就農準備 方針検討

2021年3月1日

はじめに
本頁では、就農準備の第一段階である"就農方針検討"について
私たちの経験を基に、
未経験(非農家)から独立(新規)就農を検討されている方向けに記載しております。

“就農とは"の頁で、まずは以下について考え方をお伝えしました。

・雇用就農/独立就農
・農業界のどの分野を目指すのか
・就農場所


私たちは、独立就農、生産、都市近郊という比較的ハードルが低い道を選択しました。


次に検討したのが

・農作物
・栽培方法、栽培場所
・栽培品目、品種
・出荷方法
です。  

私たちは野菜農家として就農したので、その判断過程をお伝えしたいと思います。

農作物の検討

 
ポイント  
農業生産できる物は、大別して 米、野菜、果樹、畜産 です。
・収益の上げやすさ
・ノウハウ獲得の容易さ
・機械設備投資額の少なさ
・その農作物(畜産)を愛せるか
を基準に選択することを推奨します。

まずは、農家として独り立ちするまでの間、農業を継続できる環境を整える必要があります。
そして最後の"愛"が、作物の品質の決め手となります。

未経験(非農家)からの独立(新規)就農が前提となると、
・畜産は設備投資額、ノウハウの点から対象外となります。
・米も同様に多額の設備投資が必要、且つ、何十haという大規模農家であれば収益も上がり、
 将来有望ですが、都市近郊ではその面積確保が困難なのが現状です。
・果樹も収穫可能になるまで、何年も待つ必要がありますので困難かと思います。

以上の理由から、私たちは"野菜"を選択しました。


ただし、以下の場合は例外になります。

離農等により、資産を継承できる場合

上記の場合、そもそも離農理由が"収益面から継続不可の為"であれば要検討ですが
高齢化且つ後継ぎ不在であれば、検討の価値アリです。

※たとえ収益面が理由でも、
・作業手順改善
・設備投資
・販路開拓
により、改善は可能です。

 

栽培方法・栽培場所(野菜)

 
ポイント
・慣行栽培、有機無農薬栽培
・露地栽培、ハウス栽培
から大まかな方向性を決めることを推奨します。

減農薬栽培や、無肥料(自然)栽培という選択肢もあります。
また、露地栽培とハウス栽培の複合という選択肢もあります。

ここは就農動機と密接に関わるところです。

 有機無農薬栽培は、慣行栽培に比べ、生産ノウハウが必要と考えます。
 特に、農薬を使用できない為、病害虫の防除ノウハウが必要です。

 また、ハウス栽培もハウス投資をしたが、想定通り生産できず、借入金を返済できなくなるリスクがあります。

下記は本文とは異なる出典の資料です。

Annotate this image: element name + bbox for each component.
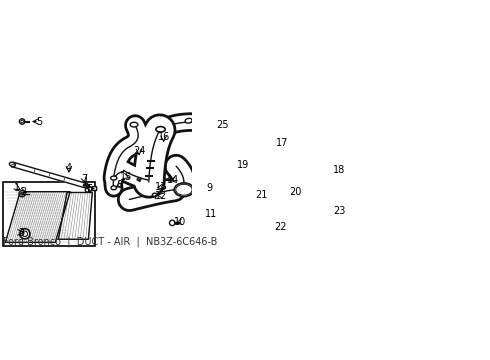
Ellipse shape [162, 185, 166, 189]
Text: 5: 5 [36, 117, 42, 126]
Ellipse shape [111, 176, 117, 180]
Text: 9: 9 [206, 183, 212, 193]
Text: 2023 Ford Bronco  |  DUCT - AIR  |  NB3Z-6C646-B: 2023 Ford Bronco | DUCT - AIR | NB3Z-6C6… [0, 237, 218, 247]
Text: 1: 1 [14, 183, 20, 193]
Circle shape [170, 220, 175, 226]
Text: 25: 25 [217, 120, 229, 130]
Circle shape [336, 172, 342, 179]
Circle shape [19, 190, 25, 197]
Ellipse shape [174, 183, 194, 197]
Ellipse shape [137, 178, 141, 181]
Ellipse shape [239, 151, 247, 157]
Text: 18: 18 [333, 165, 345, 175]
Text: 20: 20 [289, 187, 301, 197]
FancyBboxPatch shape [244, 195, 252, 202]
Text: 3: 3 [18, 228, 24, 238]
Text: 15: 15 [120, 172, 132, 182]
Text: 4: 4 [66, 162, 72, 172]
Ellipse shape [269, 228, 279, 235]
Ellipse shape [83, 184, 90, 188]
Text: 22: 22 [274, 222, 287, 232]
Text: 11: 11 [205, 209, 218, 219]
Text: 8: 8 [117, 180, 122, 190]
Polygon shape [5, 192, 70, 242]
Text: 16: 16 [158, 132, 170, 142]
Text: 6: 6 [87, 184, 93, 194]
Ellipse shape [185, 118, 192, 123]
Text: 17: 17 [276, 138, 289, 148]
Circle shape [85, 188, 89, 192]
Text: 12: 12 [155, 190, 168, 201]
Bar [2, 182, 96, 246]
Text: 10: 10 [174, 217, 186, 227]
FancyBboxPatch shape [257, 193, 264, 199]
Text: 14: 14 [167, 175, 179, 185]
FancyBboxPatch shape [92, 186, 97, 190]
Ellipse shape [156, 127, 165, 132]
Ellipse shape [152, 193, 157, 197]
Text: 2: 2 [20, 187, 26, 197]
Ellipse shape [111, 186, 117, 190]
FancyBboxPatch shape [205, 212, 210, 217]
Circle shape [20, 119, 25, 124]
Text: 23: 23 [334, 206, 346, 216]
Ellipse shape [130, 122, 138, 127]
Polygon shape [58, 193, 92, 239]
Text: 19: 19 [237, 160, 249, 170]
Text: 24: 24 [133, 146, 146, 156]
Text: 13: 13 [155, 182, 168, 192]
Text: 21: 21 [255, 190, 268, 200]
Polygon shape [12, 162, 87, 188]
Text: 7: 7 [81, 174, 88, 184]
Ellipse shape [218, 212, 226, 217]
Circle shape [20, 229, 30, 239]
Ellipse shape [169, 177, 172, 181]
Ellipse shape [9, 162, 16, 166]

 私たちは、生産ノウハウが未熟であり、多額の借入金を返済できなくなるリスクを回避する為、
 ”露地慣行栽培"を選択しました。

栽培品目、品種(野菜)

 
ポイント
・野菜の種類:葉茎菜、根菜、果菜等
・種子の種類:固定(在来)種、F1種
・国基準:指定野菜、特定野菜、その他

野菜の種類以外に、種子の種類や国基準を加味し、品目、品種を選択することを推奨します。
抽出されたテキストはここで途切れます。